In conclusion, I have shown a way to save at least 40% over the cost of legacy health insurance. There are all kinds of ancillary consequences too. If you as an employee go to your HR department and find out the total cost you are paying for your health insurance (spoiler alert, it is probably close to $1000 per month) including what your employer pays, you could drop that policy and get a $1000/month raise and buy your own insurance for under $600 per month and pocket the $400/month difference. That’s a nice used BMW, or amortized college tuition for your kids. It wouldn’t cost your employer a dime either.
There you have it, a complete plan to save 300,000,000 insured people in the U. S. hundreds of dollars per month, each, complete with risks, benefits and a complete execution plan. No reason why this won’t work for billions around the world too. I can’t see why we wouldn’t do this. Don’t let anyone convince you that it can’t be done either.
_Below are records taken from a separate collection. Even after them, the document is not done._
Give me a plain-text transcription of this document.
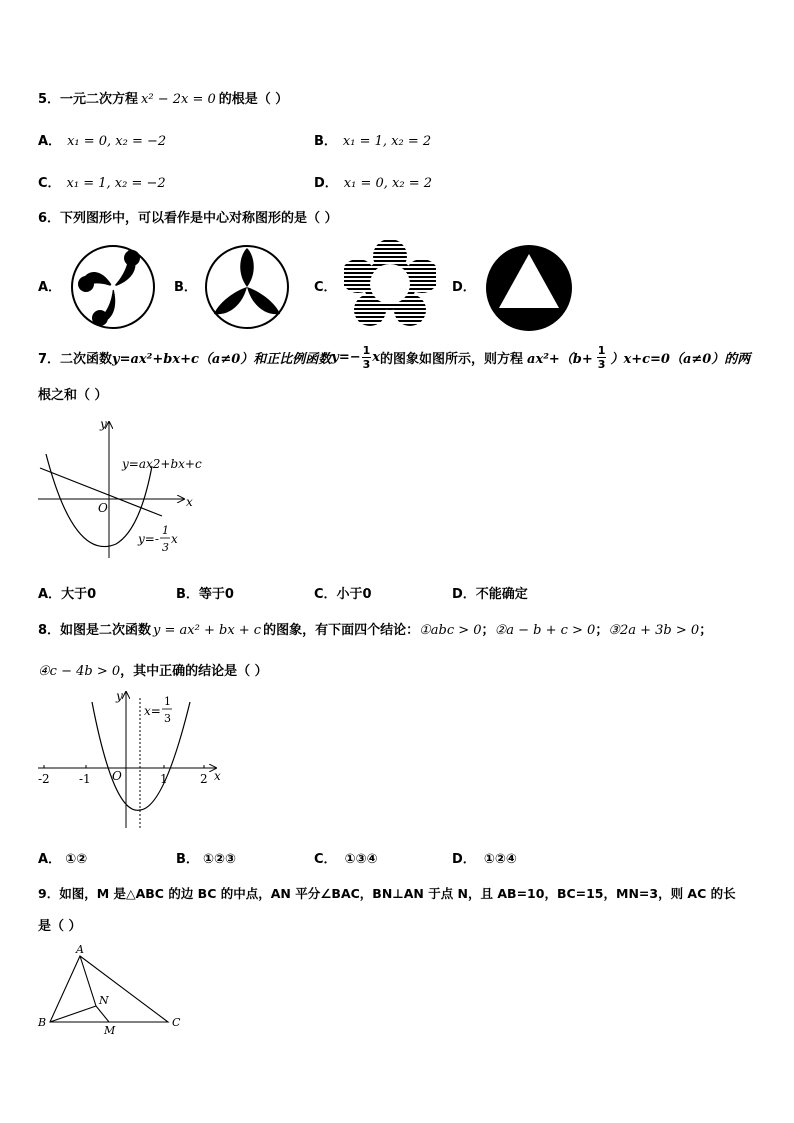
5．一元二次方程 x² − 2x = 0 的根是（ ）
A． x₁ = 0, x₂ = −2	B． x₁ = 1, x₂ = 2
C． x₁ = 1, x₂ = −2	D． x₁ = 0, x₂ = 2
6．下列图形中，可以看作是中心对称图形的是（ ）
A．	B．	C．	D．
7．二次函数y=ax²+bx+c（a≠0）和正比例函数$y=- \frac{1}{3}$ x的图象如图所示，则方程 $ax^2+(b+ \frac{1}{3} )x+c=0(a\ne 0)$的两
根之和（ ）
y
x
O
y=ax2+bx+c
y=-
1
3
x
A．大于0	B．等于0	C．小于0	D．不能确定
8．如图是二次函数 y = ax² + bx + c 的图象，有下面四个结论：①abc > 0；②a − b + c > 0；③2a + 3b > 0；
④c − 4b > 0，其中正确的结论是（ ）
-2 -1	1	2
O
y
x
x=
1
3
A． ①②	B． ①②③	C． ①③④	D． ①②④
9．如图，M 是△ABC 的边 BC 的中点，AN 平分∠BAC，BN⊥AN 于点 N，且 AB=10，BC=15，MN=3，则 AC 的长
是（ ）
A
B	C
N
M
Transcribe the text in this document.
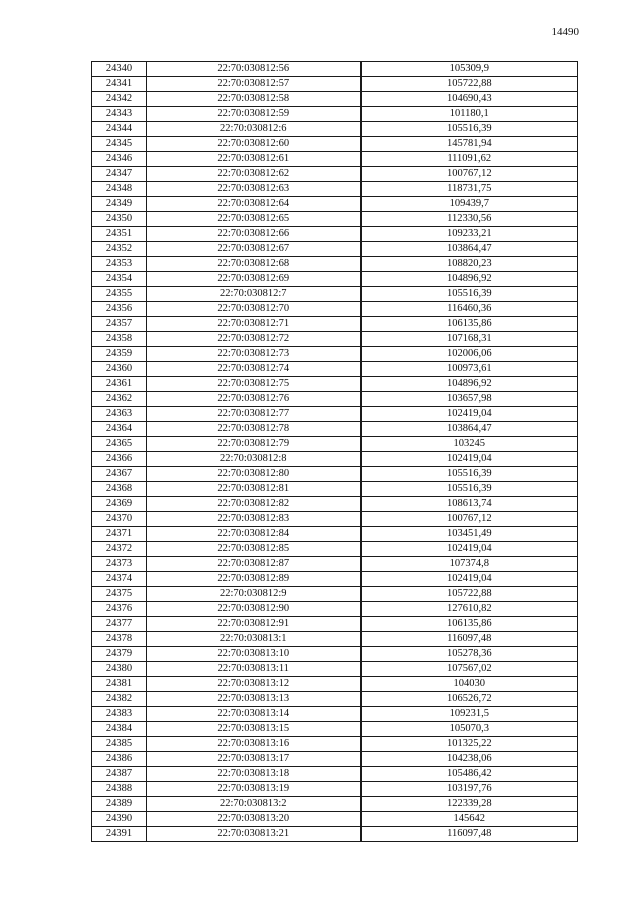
14490
24340	22:70:030812:56	105309,9
24341	22:70:030812:57	105722,88
24342	22:70:030812:58	104690,43
24343	22:70:030812:59	101180,1
24344	22:70:030812:6	105516,39
24345	22:70:030812:60	145781,94
24346	22:70:030812:61	111091,62
24347	22:70:030812:62	100767,12
24348	22:70:030812:63	118731,75
24349	22:70:030812:64	109439,7
24350	22:70:030812:65	112330,56
24351	22:70:030812:66	109233,21
24352	22:70:030812:67	103864,47
24353	22:70:030812:68	108820,23
24354	22:70:030812:69	104896,92
24355	22:70:030812:7	105516,39
24356	22:70:030812:70	116460,36
24357	22:70:030812:71	106135,86
24358	22:70:030812:72	107168,31
24359	22:70:030812:73	102006,06
24360	22:70:030812:74	100973,61
24361	22:70:030812:75	104896,92
24362	22:70:030812:76	103657,98
24363	22:70:030812:77	102419,04
24364	22:70:030812:78	103864,47
24365	22:70:030812:79	103245
24366	22:70:030812:8	102419,04
24367	22:70:030812:80	105516,39
24368	22:70:030812:81	105516,39
24369	22:70:030812:82	108613,74
24370	22:70:030812:83	100767,12
24371	22:70:030812:84	103451,49
24372	22:70:030812:85	102419,04
24373	22:70:030812:87	107374,8
24374	22:70:030812:89	102419,04
24375	22:70:030812:9	105722,88
24376	22:70:030812:90	127610,82
24377	22:70:030812:91	106135,86
24378	22:70:030813:1	116097,48
24379	22:70:030813:10	105278,36
24380	22:70:030813:11	107567,02
24381	22:70:030813:12	104030
24382	22:70:030813:13	106526,72
24383	22:70:030813:14	109231,5
24384	22:70:030813:15	105070,3
24385	22:70:030813:16	101325,22
24386	22:70:030813:17	104238,06
24387	22:70:030813:18	105486,42
24388	22:70:030813:19	103197,76
24389	22:70:030813:2	122339,28
24390	22:70:030813:20	145642
24391	22:70:030813:21	116097,48
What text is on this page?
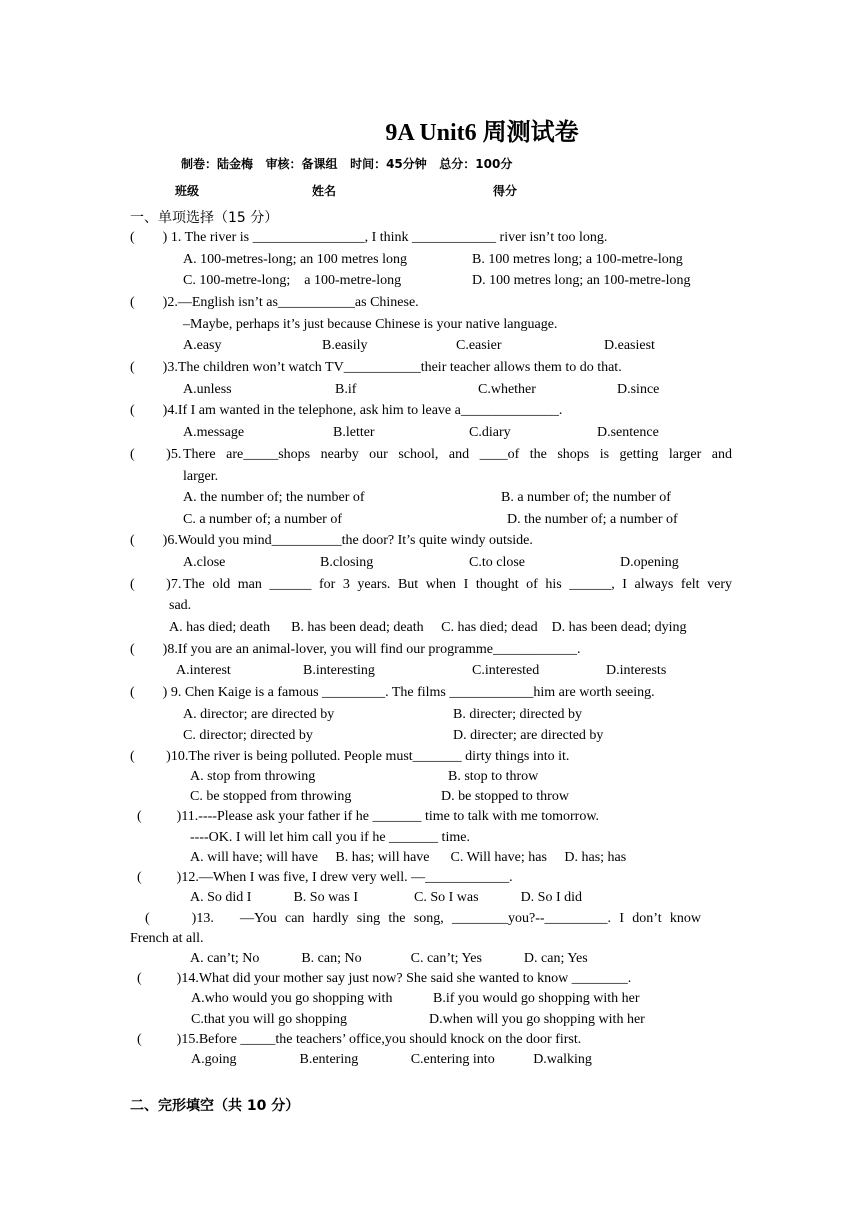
9A Unit6 周测试卷
制卷：陆金梅   审核：备课组   时间：45分钟   总分：100分
班级	姓名	得分
一、单项选择（15 分）
(        ) 1. The river is ________________, I think ____________ river isn’t too long.
A. 100-metres-long; an 100 metres long	B. 100 metres long; a 100-metre-long
C. 100-metre-long;    a 100-metre-long	D. 100 metres long; an 100-metre-long
(        )2.—English isn’t as___________as Chinese.
–Maybe, perhaps it’s just because Chinese is your native language.
A.easy	B.easily	C.easier	D.easiest
(        )3.The children won’t watch TV___________their teacher allows them to do that.
A.unless	B.if	C.whether	D.since
(        )4.If I am wanted in the telephone, ask him to leave a______________.
A.message	B.letter	C.diary	D.sentence
(         )5. There are_____shops nearby our school, and ____of the shops is getting larger and
larger.
A. the number of; the number of	B. a number of; the number of
C. a number of; a number of	D. the number of; a number of
(        )6.Would you mind__________the door? It’s quite windy outside.
A.close	B.closing	C.to close	D.opening
(         )7. The old man ______ for 3 years. But when I thought of his ______, I always felt very
sad.
A. has died; death      B. has been dead; death     C. has died; dead    D. has been dead; dying
(        )8.If you are an animal-lover, you will find our programme____________.
A.interest	B.interesting	C.interested	D.interests
(        ) 9. Chen Kaige is a famous _________. The films ____________him are worth seeing.
A. director; are directed by	B. directer; directed by
C. director; directed by	D. directer; are directed by
(         )10.The river is being polluted. People must_______ dirty things into it.
A. stop from throwing	B. stop to throw
C. be stopped from throwing	D. be stopped to throw
(          )11.----Please ask your father if he _______ time to talk with me tomorrow.
----OK. I will let him call you if he _______ time.
A. will have; will have     B. has; will have      C. Will have; has     D. has; has
(          )12.—When I was five, I drew very well. —____________.
A. So did I            B. So was I                C. So I was            D. So I did
(            )13. —You can hardly sing the song, ________you?--_________. I don’t know
French at all.
A. can’t; No            B. can; No              C. can’t; Yes            D. can; Yes
(          )14.What did your mother say just now? She said she wanted to know ________.
A.who would you go shopping with	B.if you would go shopping with her
C.that you will go shopping	D.when will you go shopping with her
(          )15.Before _____the teachers’ office,you should knock on the door first.
A.going                  B.entering               C.entering into           D.walking
二、完形填空（共 10 分）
As an aside, my dear old mum got a letter from her health insurance company last week stating that they could not come to terms on a new contract with her practitioner/hospital/provider. She lives in a small North Texas town and there aren’t a lot of choices to begin with. Probably what is going to happen is that this 79-year-old woman is going to have a get in her car and drive to the nearest large city, an hour away, to get her medical care. There is still a perfectly good ‘medical city’ five minutes away from her home, but she can’t go there and have her care covered. THIS is the evil of having finance put their nasty, greedy little fingers in healthcare.